Sei anni fa tra quelle emozioni c’era un brutto spavento per un incidente che per poco non colpiva Michael Schumacher alla testa, c’era il nostalgico che avrebbe corso almeno altri dieci anni con pneumatici Bridgestone pur di evitare la ben nota arte del totogomme (che ci subiamo ogni domenica).

E sì, c’era anche la stessa sensazione che provi quando sei di fretta e davanti a te becchi un trattore. Talmente grosso, ma talmente grosso, che non riesci a passarlo. Quel trattore lo guidava Vitaly Petrov e, più che grosso, era dannatamente veloce su un circuito dove per di più è già difficile passare.

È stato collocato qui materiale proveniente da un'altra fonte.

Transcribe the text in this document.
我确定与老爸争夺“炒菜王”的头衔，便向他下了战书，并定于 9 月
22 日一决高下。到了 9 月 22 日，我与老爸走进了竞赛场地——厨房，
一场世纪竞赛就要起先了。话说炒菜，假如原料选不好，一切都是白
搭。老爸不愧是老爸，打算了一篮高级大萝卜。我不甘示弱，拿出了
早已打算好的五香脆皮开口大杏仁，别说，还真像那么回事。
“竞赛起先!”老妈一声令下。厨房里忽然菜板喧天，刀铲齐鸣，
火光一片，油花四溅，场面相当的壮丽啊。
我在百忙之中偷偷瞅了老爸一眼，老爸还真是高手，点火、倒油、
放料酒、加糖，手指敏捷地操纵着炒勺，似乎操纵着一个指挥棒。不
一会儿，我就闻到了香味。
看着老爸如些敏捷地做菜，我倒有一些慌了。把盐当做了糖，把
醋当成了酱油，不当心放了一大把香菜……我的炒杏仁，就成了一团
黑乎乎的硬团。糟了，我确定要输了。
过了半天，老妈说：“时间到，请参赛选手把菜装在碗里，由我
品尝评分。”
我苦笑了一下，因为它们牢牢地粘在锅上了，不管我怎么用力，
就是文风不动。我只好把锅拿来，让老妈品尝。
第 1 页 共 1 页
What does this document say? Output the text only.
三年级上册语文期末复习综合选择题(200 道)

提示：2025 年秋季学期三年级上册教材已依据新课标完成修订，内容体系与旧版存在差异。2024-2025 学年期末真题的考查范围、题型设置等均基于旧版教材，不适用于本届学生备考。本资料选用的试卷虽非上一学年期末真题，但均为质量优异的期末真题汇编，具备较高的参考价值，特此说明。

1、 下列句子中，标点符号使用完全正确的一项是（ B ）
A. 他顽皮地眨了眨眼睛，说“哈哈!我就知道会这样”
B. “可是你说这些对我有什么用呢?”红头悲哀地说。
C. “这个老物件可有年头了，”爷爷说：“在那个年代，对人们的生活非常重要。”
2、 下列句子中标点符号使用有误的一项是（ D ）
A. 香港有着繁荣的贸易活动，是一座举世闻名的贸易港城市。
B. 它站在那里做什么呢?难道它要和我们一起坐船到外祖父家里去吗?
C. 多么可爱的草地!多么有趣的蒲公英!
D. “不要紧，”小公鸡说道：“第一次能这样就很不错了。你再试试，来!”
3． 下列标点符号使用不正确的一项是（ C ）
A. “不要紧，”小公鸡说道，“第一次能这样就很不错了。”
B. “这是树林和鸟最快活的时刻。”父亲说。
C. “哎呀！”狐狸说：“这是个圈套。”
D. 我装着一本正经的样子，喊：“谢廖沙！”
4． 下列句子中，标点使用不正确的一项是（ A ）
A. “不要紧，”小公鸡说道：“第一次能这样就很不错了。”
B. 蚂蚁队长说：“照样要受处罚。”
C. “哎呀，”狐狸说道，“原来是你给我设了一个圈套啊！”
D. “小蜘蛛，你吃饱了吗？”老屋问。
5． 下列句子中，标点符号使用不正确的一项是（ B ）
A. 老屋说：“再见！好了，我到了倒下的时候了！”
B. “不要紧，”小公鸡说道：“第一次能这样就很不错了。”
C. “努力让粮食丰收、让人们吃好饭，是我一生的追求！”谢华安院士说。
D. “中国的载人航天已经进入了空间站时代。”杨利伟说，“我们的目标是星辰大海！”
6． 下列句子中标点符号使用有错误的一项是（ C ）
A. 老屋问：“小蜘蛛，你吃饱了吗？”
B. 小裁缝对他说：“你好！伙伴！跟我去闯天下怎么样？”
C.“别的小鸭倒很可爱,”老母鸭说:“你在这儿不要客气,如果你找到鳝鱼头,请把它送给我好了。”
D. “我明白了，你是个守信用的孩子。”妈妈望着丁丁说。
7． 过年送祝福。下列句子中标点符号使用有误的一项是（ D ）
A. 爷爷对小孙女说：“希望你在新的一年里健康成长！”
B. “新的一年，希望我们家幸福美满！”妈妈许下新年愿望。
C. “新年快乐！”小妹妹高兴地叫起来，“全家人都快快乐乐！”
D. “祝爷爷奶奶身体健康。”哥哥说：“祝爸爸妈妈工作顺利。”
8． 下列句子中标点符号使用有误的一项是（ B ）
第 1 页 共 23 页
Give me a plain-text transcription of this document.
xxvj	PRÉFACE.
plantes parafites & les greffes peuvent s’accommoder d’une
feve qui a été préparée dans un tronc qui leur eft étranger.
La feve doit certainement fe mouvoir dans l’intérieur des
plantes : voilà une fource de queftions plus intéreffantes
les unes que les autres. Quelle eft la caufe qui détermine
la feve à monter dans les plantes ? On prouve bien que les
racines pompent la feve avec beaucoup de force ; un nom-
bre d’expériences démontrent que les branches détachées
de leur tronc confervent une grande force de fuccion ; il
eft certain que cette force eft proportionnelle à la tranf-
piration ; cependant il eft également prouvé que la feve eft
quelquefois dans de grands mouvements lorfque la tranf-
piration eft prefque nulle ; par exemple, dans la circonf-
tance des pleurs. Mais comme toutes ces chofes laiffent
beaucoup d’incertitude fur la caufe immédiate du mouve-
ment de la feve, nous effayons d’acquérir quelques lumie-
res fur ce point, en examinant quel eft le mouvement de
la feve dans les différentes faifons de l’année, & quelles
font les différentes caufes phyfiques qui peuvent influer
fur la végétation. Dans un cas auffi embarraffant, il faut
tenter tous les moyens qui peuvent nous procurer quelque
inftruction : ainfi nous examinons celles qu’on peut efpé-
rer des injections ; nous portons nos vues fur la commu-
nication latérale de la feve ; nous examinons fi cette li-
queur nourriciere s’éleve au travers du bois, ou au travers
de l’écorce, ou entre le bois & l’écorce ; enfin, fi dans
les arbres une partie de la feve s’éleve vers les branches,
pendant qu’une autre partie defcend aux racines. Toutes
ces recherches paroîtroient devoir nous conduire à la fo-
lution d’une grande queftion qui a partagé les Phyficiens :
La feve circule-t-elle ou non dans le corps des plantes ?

Nel 2010 ad Abu Dhabi erano in quattro a lottare, con Fernando Alonso (Ferrari) davanti e tre cani rognosi a inseguirlo in classifica. Al cane rognoso numero 2, Sebastian Vettel, bastò un primo posto e un’implicita collaborazione del russo per laurearsi campione del mondo per la prima volta con la Red Bull.

E dopo che Alonso, partendo terzo e finendo settimo, gettava alle ortiche un probabilissimo successo per una Renault di troppo, si aprivano le danze dei quattro titoli mondiali consecutivi vinti dal giovane tedesco.

Che oggi ha sostituito proprio Alonso in Ferrari, finora non al meglio. Che ad Abu Dhabi forse gli getterà il piantone dello sterzo nella carena per farlo spostare. Ultimi giri di un mondiale che noi vedremo col fiato sospeso, senza stancarci di ripetere che se ci fosse un terzo tra i litiganti staremo già tutti a fare il tifo per lui. Così, per spirito di proverbio.